OPEC insists on $12.1 trillion investments to fund oil sector

The Organisation of Petroleum Exporting Countries (OPEC) has reiterated the need to pump more money into the oil sector, stressing that about $12.1 trillion investment is sacrosanct to keep the sector afloat.
OPEC headquarters in Vienna, Austria. - (Photo by JOE KLAMAR / AFP)
OPEC headquarters in Vienna, Austria. – (Photo by JOE KLAMAR / AFP)

•.Stakeholders canvass for more investment into fossil fuels despite backlash

The Organisation of Petroleum Exporting Countries (OPEC) has reiterated the need to pump more money into the oil sector, stressing that about $12.1 trillion investment is sacrosanct to keep the sector afloat.
Global oil-related investment requirements total $12.1 trillion as of 2022 over the long-term, OPEC said at the African Refiners and Distributors Association (ARDA) Week in Cape Town, South Africa.

Of the fund, OPEC said $9.5 trillion is needed for the upstream, $1.6 trillion for the downstream, and $1 trillion in the midstream, adding that North America represents the bulk of upstream investments for most of the forecast period.

The development is coming at a time when oil companies and investors across the world are slowing down regarding their investment portfolios in fossil fuel.

Despite the push for energy transition, Senior Research Analyst, Energy Studies Department, OPEC, Dr. Haris Aliefendic stated that global oil demand is rising and would increase by close to 13 million barrels per day, rising to 110 mb/d in 2045.

According to him, growth would slow after the medium-term period but oil demand would reach almost 110 mb/d in the long-term.

Aliefendic noted that the largest incremental demand would be India, Asia and Africa.

He noted that global energy demand would also increase by 23 per cent to reach 351 mboe/d in 2045 as renewables would mark the fastest and largest growth.
The rise in demand is pegged on the rising population as the global economy is expected to double.

Aliefendic equally noted that the global Gross Domestic Product would increase by three per cent yearly on average over the period 2021-2045.

“GDP is projected to rise from around $133 trillion in 2021 to almost $270 trillion in 2045 as the global population is to increase by 1.6 billion by 2045. At the same, urbanization and middle-class expansion, particularly in developing countries, will increasingly play a role,” Aliefendic said in a presentation.

The demand for oil would be triggered by aviation, road transportation and petrochemicals will drive future demand growth, OPEC noted.

With projected decline in electricity generation, OPEC said the contribution of aviation and road transportation is affected by recovery from COVID-19 crisis.

Meanwhile, the Chief Executive Officer, Saudi Arabia’s oil giant Saudi Aramco, Amin Nasser had noted that underinvestment in oil and gas could threaten the world’s energy security.
Nasser said: “A persistent underinvestment in oil upstream and even downstream is still there.
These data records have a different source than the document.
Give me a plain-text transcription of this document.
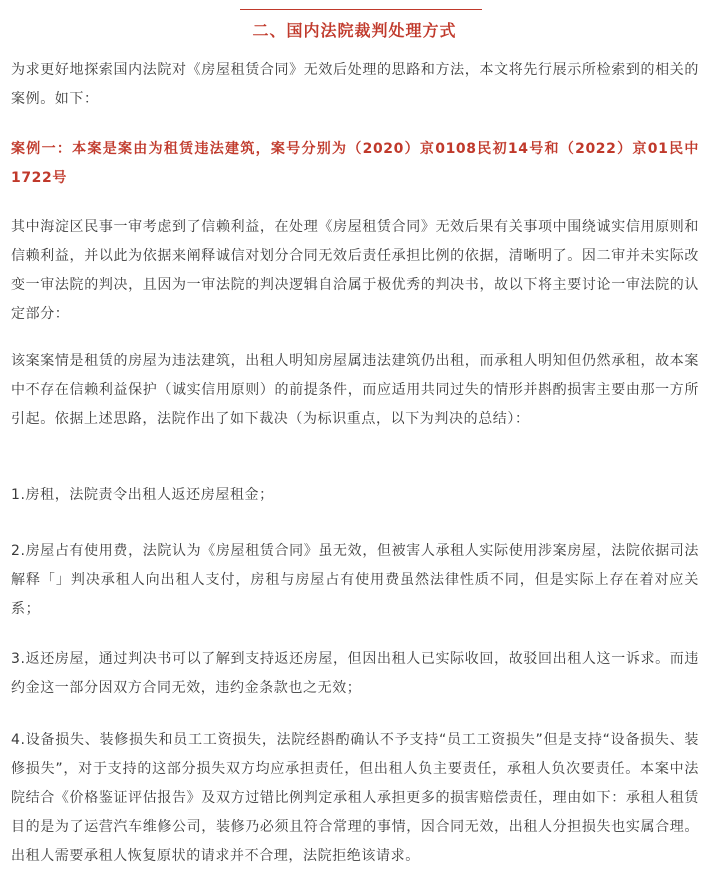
二、国内法院裁判处理方式

为求更好地探索国内法院对《房屋租赁合同》无效后处理的思路和方法，本文将先行展示所检索到的相关的案例。如下：

案例一：本案是案由为租赁违法建筑，案号分别为（2020）京0108民初14号和（2022）京01民中1722号

其中海淀区民事一审考虑到了信赖利益，在处理《房屋租赁合同》无效后果有关事项中围绕诚实信用原则和信赖利益，并以此为依据来阐释诚信对划分合同无效后责任承担比例的依据，清晰明了。因二审并未实际改变一审法院的判决，且因为一审法院的判决逻辑自洽属于极优秀的判决书，故以下将主要讨论一审法院的认定部分：

该案案情是租赁的房屋为违法建筑，出租人明知房屋属违法建筑仍出租，而承租人明知但仍然承租，故本案中不存在信赖利益保护（诚实信用原则）的前提条件，而应适用共同过失的情形并斟酌损害主要由那一方所引起。依据上述思路，法院作出了如下裁决（为标识重点，以下为判决的总结）：

1.房租，法院责令出租人返还房屋租金；

2.房屋占有使用费，法院认为《房屋租赁合同》虽无效，但被害人承租人实际使用涉案房屋，法院依据司法解释「」判决承租人向出租人支付，房租与房屋占有使用费虽然法律性质不同，但是实际上存在着对应关系；

3.返还房屋，通过判决书可以了解到支持返还房屋，但因出租人已实际收回，故驳回出租人这一诉求。而违约金这一部分因双方合同无效，违约金条款也之无效；

4.设备损失、装修损失和员工工资损失，法院经斟酌确认不予支持“员工工资损失”但是支持“设备损失、装修损失”，对于支持的这部分损失双方均应承担责任，但出租人负主要责任，承租人负次要责任。本案中法院结合《价格鉴证评估报告》及双方过错比例判定承租人承担更多的损害赔偿责任，理由如下：承租人租赁目的是为了运营汽车维修公司，装修乃必须且符合常理的事情，因合同无效，出租人分担损失也实属合理。出租人需要承租人恢复原状的请求并不合理，法院拒绝该请求。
The latest report from the IEA talks about a demand of 101.7 million barrels – going from 100 million barrels in 2022 to almost two million barrels more with China opening up and the aviation industry.

“There is a lot of potential for growth in aviation and with China opening up and the lack of investment, there is definitely a concern in the mid-to-long term in terms of making sure there is adequate supplies in the market.” He also suggested that while substantial U.S. fuel supplies have supported a fall in oil prices, the slowing of drilling activities could threaten the future supply.”

With mounting global advocacy aimed at halting all-new Final Investment Decisions (FIDs) for fossil fuels, especially oil and gas projects across countries are projected to suffer even as the Ukraine war throws the global community into serious energy crisis.

In Nigeria alone, new fields development hovering around $150 billion worth of projects may indeed risk getting stranded in Nigeria.

Investments in new fossil fuel projects would need to stop immediately if the world is to limit global warming to 1.5 °C, the International Energy Agency (IEA) had said in what commentators have described as a stunning challenge by the historically pro-fossil fuel body.

The development in Nigeria is worsened by rapid divestment of portfolio by multinational oil companies even as crude oil production is falling to a record low and revenue falling rapidly amidst piling debt and subsidies.

Oil giant, Shell Petroleum Development Company of Nigeria Ltd (SPDC), already divested its equity from some oil blocs in the Niger Delta region, while Exxon is at the verge of selling its shallow water asset.

Recall that The Guardian had reported that International Oil Companies (IOCs), including ExxonMobil, Chevron, BP, Total, Shell, and ConocoPhillips are planning to sell assets worth $27.5 billion in a bid to invest in new regions, according to research by Rystad Energy.